L’Europe n’est plus le champ de bataille du monde. Il reste évidemment de notables exceptions, à l’instar des guerres successives qui ont ravagé l’ancienne Yougoslavie ou celle, plus contenue, qui affecte aujourd’hui l’Ukraine. Pourtant, le constat est évident : l’Europe n’est plus ce champ de bataille sur lequel se sont construites les relations internationales modernes. Comprenons-nous bien : la guerre n’a bien sûr jamais épargné la moindre région du monde, mais elle a occupé une place centrale et fondatrice dans l’histoire du Vieux Continent jusqu’à forger les relations internationales modernes dans leurs moindres détails et reléguer les autres conflits dans une marginalité qui les fait disparaître aujourd’hui des manuels d’histoire.
Ce lien intime entre la guerre européenne et les relations internationales modernes a eu d’énormes conséquences. Il a d’abord contribué à construire les États occidentaux, à dessiner leurs contours, à renforcer leur légitimité, à leur donner une signification nationale, à consolider leurs institutions, à conférer un sens aux catégories de notre pensée internationale : souveraineté, territoire, sécurité, intérêt national. Ce phénomène avait attiré l’attention du grand historien américain Charles Tilly 1 ; il prend tout son sens dans une perspective comparative : la guerre n’a pas eu en Afrique, en Asie ou en Amérique latine les mêmes effets, aussi étroitement structurants : peut-être est-ce là une raison de plus de distinguer l’État européen des autres formes de système politique ayant eu cours ailleurs…
Mieux encore, notre système international moderne – que l’on nomme « westphalien 4 » du nom des traités qui mirent fin à la guerre de Trente Ans (1648) – épouse dans son droit et sa configuration les traits de la guerre interétatique. Celle-ci apparaît dès Thomas Hobbes, puis chez Carl von Clausewitz et Carl Schmitt comme l’état normal des relations internationales : notre Europe est bel et bien la fille aînée de la guerre dans sa facture classique.
États de guerres, guerres sans États
De nos jours, la grande majorité des guerres se trouve en Afrique ou en Asie : le Moyen-Orient, l’Afrique sahélienne et l’Afrique centrale couvrent à eux seuls près des trois quarts des conflits recensés.

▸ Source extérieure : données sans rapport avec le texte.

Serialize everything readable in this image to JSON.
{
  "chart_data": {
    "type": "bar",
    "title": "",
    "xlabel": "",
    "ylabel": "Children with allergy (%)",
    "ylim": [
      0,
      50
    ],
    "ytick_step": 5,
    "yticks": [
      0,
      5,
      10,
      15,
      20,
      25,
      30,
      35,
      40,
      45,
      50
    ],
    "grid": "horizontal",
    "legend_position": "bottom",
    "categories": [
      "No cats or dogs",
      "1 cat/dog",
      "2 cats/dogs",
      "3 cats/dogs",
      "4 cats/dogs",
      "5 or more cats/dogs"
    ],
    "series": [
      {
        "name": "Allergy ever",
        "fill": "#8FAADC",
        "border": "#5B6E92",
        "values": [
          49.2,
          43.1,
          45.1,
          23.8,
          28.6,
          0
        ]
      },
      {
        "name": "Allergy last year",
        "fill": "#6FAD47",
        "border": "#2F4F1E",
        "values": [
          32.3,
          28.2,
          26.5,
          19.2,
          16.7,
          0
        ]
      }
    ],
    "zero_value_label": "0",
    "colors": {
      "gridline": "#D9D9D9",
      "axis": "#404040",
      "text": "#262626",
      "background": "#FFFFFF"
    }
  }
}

Ce déplacement a évidemment une importance géopolitique. Mais il y a bien plus, il révèle une double transformation, profonde et déterminante : la guerre change de sens. La guerre d’hier fondait et renforçait l’État, celle d’aujourd’hui résulte le plus souvent d’une trop grande faiblesse des États et de leur décomposition. La guerre était le produit d’une compétition de puissance et d’une rivalité entre puissants, elle est maintenant une marque de faiblesse, voire de pauvreté. La superposition entre la carte des guerres et celle des IDH (indices de développement humain) est de ce point de vue saisissante. Des côtes atlantiques du Sahel jusqu’à la corne de l’Afrique et du Yémen à l’Afghanistan apparaît ainsi une vaste zone qui descend jusqu’aux confins des anciennes Rhodésies…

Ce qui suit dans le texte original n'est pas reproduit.